By Alex Gluyas


What were your key takeaways from the US earnings season?

A key takeaway this earnings season has been the market’s sorting mechanism gearing up. 2022 was year one of the current bear market. In the first phase of any sell-down, stocks tend to be repriced lower relatively indiscriminately, with smaller stocks the most aggressively repriced. As we move through this process, better companies will stand out and quality management teams will respond by under-promising and over-delivering, while continuing to invest in high return opportunities.

Though not names we hold, two clear examples of this are Meta and Palantir. Meta announced a $5 billion cost out and Palantir reported their first profitable quarter in their history – both stocks moved up over 20 per cent as a result. Other CEOs are not blind to that market response and will move towards cost discipline, if they haven’t already been forced to by activist investors.

Which Australian stocks do you own?

We hold a couple of Australian stocks in the WAM Global Fund, including Resmed and IDP Education.

Our view is that Australian investors are generally under-invested in global markets, and as such giving them exposure to America, Europe and Asia provides the benefit of global diversification and growth.

Which region do you view as having the most opportunities?

Much has been made of the discounted stocks on offer in Europe, however, at least from our work, this tends to disappear when you look industry by industry – Europe is simply more weighted to lower-valued sectors and so looks optically cheap.

Three fitting examples are: Experian, a global credit bureau, trading 1/3 richer than US-based competitor TransUnion; UK accounting software provider Sage trading only 10 per cent cheaper than Intuit despite, in our view, having a far more constrained opportunity set; and Finland’s elevator company Kone, which trades richer than US-listed market share leader Otis.

My view is that the US remains the most opportunity-rich environment for investors today. Whilst a generalisation, during our conversations with management teams we tend to find drive, governance, innovation, willingness to fail and learn and opportunities to invest are most abundant in the US. These things matter, as both capital allocation and managerial skill are core to our process.

Which stock in the fund is being most undervalued by the market?

Volkswagen is the most notable, trading today at under €75 billion ($116 billon) market capitalisation.

Volkswagen retains a 75 per cent economic stake in Porsche AG, which, given its strong brand and desirability, trades with deep daily liquidity in the public market at over €100 billion. This prices the rest of Volkswagen group at zero.

While this investment will require patience, we’re being paid to wait, with management having paid a €19.06 special dividend in January.

Has China’s re-opening been fully priced into Chinese stocks?

In the short term, the pendulum has swung towards an easing regulatory environment and a re-opening driven demand tailwind. A cashed up Chinese consumer will benefit not just Chinese companies, but also multinationals exposed to the Chinese market. Stocks have rebounded but remain well off peak levels.

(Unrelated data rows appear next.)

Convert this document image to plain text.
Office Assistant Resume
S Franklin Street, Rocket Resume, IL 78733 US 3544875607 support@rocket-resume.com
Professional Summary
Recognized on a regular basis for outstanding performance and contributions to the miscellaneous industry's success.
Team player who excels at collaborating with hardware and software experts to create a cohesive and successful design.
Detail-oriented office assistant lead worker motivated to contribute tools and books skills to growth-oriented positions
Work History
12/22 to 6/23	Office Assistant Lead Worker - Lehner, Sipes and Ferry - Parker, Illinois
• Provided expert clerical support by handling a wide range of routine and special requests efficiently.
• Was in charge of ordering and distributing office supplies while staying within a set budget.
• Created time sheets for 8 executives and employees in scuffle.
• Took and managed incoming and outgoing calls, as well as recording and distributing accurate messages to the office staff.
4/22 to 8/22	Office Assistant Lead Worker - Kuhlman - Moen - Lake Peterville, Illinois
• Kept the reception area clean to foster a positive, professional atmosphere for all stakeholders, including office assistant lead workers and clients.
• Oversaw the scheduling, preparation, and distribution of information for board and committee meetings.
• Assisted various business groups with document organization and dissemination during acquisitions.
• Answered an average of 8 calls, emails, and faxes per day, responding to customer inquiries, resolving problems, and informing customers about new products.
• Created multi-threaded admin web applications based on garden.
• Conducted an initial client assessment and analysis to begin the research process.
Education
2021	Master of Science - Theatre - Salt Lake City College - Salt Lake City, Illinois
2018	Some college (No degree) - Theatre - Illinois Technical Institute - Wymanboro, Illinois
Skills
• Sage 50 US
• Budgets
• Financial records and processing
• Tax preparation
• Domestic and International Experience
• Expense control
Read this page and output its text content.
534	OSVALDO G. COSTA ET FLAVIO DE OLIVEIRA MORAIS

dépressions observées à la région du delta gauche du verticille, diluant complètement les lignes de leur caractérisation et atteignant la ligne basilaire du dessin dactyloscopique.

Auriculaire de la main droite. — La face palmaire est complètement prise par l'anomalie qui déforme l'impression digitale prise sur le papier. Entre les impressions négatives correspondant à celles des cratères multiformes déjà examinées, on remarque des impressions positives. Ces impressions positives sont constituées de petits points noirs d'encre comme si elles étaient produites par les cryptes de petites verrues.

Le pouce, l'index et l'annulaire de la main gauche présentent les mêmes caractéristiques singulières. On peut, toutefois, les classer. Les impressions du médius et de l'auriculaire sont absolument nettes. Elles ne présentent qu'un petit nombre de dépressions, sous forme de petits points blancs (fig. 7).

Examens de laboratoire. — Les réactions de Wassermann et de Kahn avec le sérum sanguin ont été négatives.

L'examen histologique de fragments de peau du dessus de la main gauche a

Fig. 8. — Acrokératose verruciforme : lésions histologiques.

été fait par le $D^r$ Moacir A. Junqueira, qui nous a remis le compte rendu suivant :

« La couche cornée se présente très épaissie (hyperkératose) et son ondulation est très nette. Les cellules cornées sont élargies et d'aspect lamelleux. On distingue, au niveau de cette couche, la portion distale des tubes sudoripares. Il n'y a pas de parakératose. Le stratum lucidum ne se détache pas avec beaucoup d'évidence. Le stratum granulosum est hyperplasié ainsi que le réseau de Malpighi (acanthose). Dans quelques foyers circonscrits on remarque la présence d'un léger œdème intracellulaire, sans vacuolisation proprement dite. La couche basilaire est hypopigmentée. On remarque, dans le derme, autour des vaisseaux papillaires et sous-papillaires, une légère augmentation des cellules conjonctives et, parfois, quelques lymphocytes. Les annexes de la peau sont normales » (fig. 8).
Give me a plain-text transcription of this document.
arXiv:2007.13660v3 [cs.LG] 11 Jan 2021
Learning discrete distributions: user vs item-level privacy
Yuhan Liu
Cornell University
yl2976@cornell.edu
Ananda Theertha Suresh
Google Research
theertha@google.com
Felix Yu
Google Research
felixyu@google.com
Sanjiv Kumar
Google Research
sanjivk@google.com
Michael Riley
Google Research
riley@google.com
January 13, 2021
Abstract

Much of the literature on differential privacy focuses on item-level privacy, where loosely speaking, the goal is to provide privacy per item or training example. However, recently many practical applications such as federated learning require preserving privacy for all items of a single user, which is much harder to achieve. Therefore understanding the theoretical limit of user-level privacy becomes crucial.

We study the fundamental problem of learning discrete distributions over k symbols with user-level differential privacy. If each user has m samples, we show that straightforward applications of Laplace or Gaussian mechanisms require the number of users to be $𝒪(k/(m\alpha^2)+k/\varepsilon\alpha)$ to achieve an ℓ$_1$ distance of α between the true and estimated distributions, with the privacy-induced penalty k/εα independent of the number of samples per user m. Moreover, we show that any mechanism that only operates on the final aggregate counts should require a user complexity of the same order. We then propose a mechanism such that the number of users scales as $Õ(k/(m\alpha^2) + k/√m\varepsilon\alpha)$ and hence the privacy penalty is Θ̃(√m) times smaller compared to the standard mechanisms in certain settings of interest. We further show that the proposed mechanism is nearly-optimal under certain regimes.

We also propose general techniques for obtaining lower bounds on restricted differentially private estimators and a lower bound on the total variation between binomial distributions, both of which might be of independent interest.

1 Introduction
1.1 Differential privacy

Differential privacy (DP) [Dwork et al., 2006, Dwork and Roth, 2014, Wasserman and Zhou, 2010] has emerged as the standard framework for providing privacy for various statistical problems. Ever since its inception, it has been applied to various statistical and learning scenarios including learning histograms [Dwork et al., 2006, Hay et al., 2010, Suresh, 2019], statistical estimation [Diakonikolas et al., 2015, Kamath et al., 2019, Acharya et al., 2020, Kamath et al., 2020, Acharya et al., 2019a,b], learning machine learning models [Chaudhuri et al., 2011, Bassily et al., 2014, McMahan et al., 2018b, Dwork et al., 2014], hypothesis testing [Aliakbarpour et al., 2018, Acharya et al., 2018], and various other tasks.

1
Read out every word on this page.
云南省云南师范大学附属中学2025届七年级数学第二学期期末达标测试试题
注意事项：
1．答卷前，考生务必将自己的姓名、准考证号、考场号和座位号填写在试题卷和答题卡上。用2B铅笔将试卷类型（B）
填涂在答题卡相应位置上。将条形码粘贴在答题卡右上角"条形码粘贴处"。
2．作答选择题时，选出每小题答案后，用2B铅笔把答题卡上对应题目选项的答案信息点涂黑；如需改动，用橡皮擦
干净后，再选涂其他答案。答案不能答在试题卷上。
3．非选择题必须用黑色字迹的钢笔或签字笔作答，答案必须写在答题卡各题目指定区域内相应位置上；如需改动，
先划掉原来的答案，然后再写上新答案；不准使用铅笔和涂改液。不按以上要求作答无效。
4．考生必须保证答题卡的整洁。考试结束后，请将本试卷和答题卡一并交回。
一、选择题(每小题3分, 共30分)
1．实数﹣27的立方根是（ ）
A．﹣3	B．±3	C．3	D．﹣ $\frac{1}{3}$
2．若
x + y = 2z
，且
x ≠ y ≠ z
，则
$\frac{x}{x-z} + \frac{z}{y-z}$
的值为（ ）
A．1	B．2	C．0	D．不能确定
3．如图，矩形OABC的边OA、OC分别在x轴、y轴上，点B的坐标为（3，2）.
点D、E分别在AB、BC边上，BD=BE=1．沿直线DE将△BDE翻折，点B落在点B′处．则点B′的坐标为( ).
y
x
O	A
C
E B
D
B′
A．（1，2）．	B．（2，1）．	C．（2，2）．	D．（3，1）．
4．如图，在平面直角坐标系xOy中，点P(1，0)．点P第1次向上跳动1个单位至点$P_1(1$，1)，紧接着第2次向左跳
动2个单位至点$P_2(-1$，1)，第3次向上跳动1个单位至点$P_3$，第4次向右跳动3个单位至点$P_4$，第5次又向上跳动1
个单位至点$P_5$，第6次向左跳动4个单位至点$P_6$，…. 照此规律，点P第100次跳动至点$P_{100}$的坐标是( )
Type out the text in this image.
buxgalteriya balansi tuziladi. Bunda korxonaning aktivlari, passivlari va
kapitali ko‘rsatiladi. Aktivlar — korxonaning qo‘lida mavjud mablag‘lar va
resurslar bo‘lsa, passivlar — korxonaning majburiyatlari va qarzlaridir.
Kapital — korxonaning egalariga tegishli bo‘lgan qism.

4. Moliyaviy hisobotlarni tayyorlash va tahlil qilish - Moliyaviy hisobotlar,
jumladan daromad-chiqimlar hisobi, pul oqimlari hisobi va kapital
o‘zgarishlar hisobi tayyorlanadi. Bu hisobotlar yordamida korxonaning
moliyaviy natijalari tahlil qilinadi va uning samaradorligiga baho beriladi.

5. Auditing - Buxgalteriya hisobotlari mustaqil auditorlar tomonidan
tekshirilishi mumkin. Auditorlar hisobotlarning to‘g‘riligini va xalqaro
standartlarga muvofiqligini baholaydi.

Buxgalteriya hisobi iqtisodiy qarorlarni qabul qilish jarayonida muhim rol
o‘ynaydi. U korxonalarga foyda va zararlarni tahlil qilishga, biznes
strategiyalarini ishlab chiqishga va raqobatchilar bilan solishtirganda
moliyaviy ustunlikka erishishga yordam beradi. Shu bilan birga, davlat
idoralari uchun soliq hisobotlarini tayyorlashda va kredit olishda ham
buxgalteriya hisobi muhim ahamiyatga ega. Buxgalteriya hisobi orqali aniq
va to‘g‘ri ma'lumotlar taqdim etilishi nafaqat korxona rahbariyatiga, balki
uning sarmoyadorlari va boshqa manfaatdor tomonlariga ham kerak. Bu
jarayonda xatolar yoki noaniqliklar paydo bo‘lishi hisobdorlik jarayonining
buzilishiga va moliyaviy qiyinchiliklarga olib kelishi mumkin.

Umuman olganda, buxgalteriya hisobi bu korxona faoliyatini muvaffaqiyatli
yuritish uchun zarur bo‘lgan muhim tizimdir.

While this may speak to value remaining in Chinese stocks, there are important longer-term questions that investors should think about, and that largely keep us on the side lines. The ground on which great, long-term equity returns are built tends to be free markets and property rights. A powerful centralised government without term limits and an increasingly involved state do open up the potential for the benefits of economic growth flowing not to shareholders.

Has the new year rally in US tech stocks been overdone?

Our view is generally yes, this rally is overdone, and shows signs of excess. For me, this is best exemplified by Carvana’s equity up over 100 per cent year-to-date, despite Carvana’s debt trading at levels pricing in a high probability of distress, or by the brief resurgence of the meme stock absurdity in January and February.

With the FTSE 100 near its record high, do you like any UK stocks?

We hold CVS Group, providers of veterinary services across the UK. This is an attractive space driven by secular trends around increasing ownership and humanisation of pets.

Additionally, we tend to like industries that are seeing improved industry structure over time, which is occurring in UK veterinary services as CVS Group and other consolidators roll up the industry. At only £1.4 billion market cap, CVS Group is a great example of a well-positioned, less well-known company that we like to hold in the fund.

Favourite local bar/restaurant? What’s your go-to order?

My local cafe, the Grumpy Baker in Coogee, makes croissants that rival the French version. Overlooking Coogee beach, a great spot for a quick croissant and flat white after a swim.

Any good TV shows or podcasts you’ve been enjoying?

I’m a heavy consumer of business and investment podcasts and books. AFR readers will be up on the most popular ones, so I thought I’d mention something less well known – the Business Brew by Bill Brewster.

I found Bill through a podcast with Aussie Tobias Carlisle and have been listening since. Bill cuts through a lot of the fake talk in markets and provides insightful interviews with a wide range of guests.